2. The computing system of claim 1, wherein, during an inferencing phase, the one or more processing devices further:

receive inferencing-time computing resource usage data;

based at least in part on the inferencing-time computing resource usage data, set an inferencing-time oversubscription rate at the oversubscription reinforcement learner; and

allocate computing resources to a plurality of virtual machines as specified by the inferencing-time oversubscription rate.

3. The computing system of claim 1, wherein training the oversubscription reinforcement learner further includes:

receiving one or more user-supplied computing resource usage trajectories via the user interface; and

performing imitation learning of the plurality of prototypes based at least in part on the one or more user-supplied computing resource usage trajectories.

4. The computing system of claim 3, wherein the imitation learning is implemented at least in part with a behavior cloning term included in the objective function.

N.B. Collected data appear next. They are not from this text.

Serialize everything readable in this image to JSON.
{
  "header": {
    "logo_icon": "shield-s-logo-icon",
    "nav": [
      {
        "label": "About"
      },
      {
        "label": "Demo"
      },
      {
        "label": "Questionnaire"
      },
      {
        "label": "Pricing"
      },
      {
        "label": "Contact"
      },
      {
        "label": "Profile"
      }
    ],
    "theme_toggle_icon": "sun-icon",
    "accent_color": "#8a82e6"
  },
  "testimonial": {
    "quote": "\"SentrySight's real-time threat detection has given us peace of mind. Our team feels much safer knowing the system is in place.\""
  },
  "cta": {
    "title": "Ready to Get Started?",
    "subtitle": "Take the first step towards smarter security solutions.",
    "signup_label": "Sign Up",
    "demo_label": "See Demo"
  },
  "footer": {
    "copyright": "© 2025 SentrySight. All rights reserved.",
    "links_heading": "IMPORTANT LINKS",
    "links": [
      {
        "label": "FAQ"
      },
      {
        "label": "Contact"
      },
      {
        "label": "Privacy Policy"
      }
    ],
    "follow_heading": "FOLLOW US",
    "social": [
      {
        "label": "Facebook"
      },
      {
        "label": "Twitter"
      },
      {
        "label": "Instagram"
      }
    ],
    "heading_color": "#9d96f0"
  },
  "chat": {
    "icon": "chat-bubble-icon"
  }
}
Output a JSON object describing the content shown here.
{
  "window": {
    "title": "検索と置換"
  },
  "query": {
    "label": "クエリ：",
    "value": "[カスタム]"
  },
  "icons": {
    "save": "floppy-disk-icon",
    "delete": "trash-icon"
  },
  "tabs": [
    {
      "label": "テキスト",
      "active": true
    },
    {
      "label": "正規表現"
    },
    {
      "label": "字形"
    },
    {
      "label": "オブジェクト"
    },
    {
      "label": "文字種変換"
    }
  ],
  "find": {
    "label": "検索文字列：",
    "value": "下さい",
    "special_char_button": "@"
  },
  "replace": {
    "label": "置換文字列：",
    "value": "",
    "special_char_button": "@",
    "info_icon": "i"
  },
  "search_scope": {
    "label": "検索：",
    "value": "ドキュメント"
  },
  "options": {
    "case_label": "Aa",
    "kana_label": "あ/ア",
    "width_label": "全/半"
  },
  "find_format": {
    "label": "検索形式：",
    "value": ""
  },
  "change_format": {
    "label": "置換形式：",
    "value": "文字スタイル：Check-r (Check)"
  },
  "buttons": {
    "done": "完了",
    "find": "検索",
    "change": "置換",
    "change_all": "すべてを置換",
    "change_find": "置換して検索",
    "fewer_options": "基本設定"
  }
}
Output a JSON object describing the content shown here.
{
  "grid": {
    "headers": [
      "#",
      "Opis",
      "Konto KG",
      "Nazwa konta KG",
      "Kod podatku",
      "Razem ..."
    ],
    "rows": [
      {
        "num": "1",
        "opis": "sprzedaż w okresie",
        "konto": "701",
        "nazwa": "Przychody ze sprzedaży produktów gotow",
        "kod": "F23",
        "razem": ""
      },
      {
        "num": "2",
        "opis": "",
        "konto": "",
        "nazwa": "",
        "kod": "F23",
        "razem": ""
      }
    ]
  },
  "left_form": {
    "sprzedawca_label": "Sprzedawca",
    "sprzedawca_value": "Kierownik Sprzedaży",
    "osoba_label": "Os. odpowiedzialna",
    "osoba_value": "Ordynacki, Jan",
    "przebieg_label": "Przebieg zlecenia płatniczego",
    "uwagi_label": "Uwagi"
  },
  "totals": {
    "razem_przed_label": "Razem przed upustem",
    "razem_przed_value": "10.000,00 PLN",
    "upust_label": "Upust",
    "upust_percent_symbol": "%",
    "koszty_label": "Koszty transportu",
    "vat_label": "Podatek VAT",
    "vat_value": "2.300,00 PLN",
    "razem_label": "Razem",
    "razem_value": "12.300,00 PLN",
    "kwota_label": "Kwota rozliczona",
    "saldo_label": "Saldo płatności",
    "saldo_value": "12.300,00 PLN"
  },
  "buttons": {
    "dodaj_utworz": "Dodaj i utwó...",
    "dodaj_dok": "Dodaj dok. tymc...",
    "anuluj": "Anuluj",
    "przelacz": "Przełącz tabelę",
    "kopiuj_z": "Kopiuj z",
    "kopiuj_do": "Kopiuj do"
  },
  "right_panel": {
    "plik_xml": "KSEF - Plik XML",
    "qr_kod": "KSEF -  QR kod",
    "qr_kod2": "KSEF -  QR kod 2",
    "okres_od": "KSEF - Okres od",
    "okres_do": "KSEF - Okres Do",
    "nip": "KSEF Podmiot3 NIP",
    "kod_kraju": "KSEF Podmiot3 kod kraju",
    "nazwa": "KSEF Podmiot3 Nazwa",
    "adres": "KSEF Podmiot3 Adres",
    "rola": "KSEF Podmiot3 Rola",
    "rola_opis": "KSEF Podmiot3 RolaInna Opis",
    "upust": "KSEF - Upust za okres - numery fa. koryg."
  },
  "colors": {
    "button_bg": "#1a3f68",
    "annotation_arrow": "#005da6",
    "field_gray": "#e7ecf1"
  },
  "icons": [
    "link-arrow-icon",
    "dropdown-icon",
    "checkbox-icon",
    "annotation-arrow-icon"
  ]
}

5. The computing system of claim 3, wherein the imitation learning is implemented at least in part with an adversarial imitation learning term included in the objective function.

6. The computing system of claim 1, wherein the oversubscription reinforcement learner includes a trajectory encoder that:

receives the plurality of computing resource usage trajectories; and

generates a plurality of trajectory embedding vectors corresponding to the computing resource usage trajectories.

7. The computing system of claim 6, wherein the objective function includes a representative capacity term proportional to a sum of distances between the plurality of prototypes and respective closest trajectory embedding vectors to those prototypes.

8. The computing system of claim 6, wherein:

the one or more processing devices group the plurality of trajectory embedding vectors into a plurality of trajectory clusters corresponding to the plurality of prototypes; and

the objective function includes an interpretability term proportional to a sum of distances between the plurality of prototypes and respective closest trajectory embedding vectors within the corresponding trajectory clusters associated with those prototypes.

9. The computing system of claim 8, wherein the one or more processing devices output the prototype feedback query in response to:

determining that a cluster entropy of the trajectory cluster associated with the prototype is greater than a predefined uncertainty threshold; or

determining that an average distance between the prototype and the trajectory embedding vectors included in the trajectory cluster associated with the prototype is included in a predetermined number of highest average distances among the plurality of prototypes.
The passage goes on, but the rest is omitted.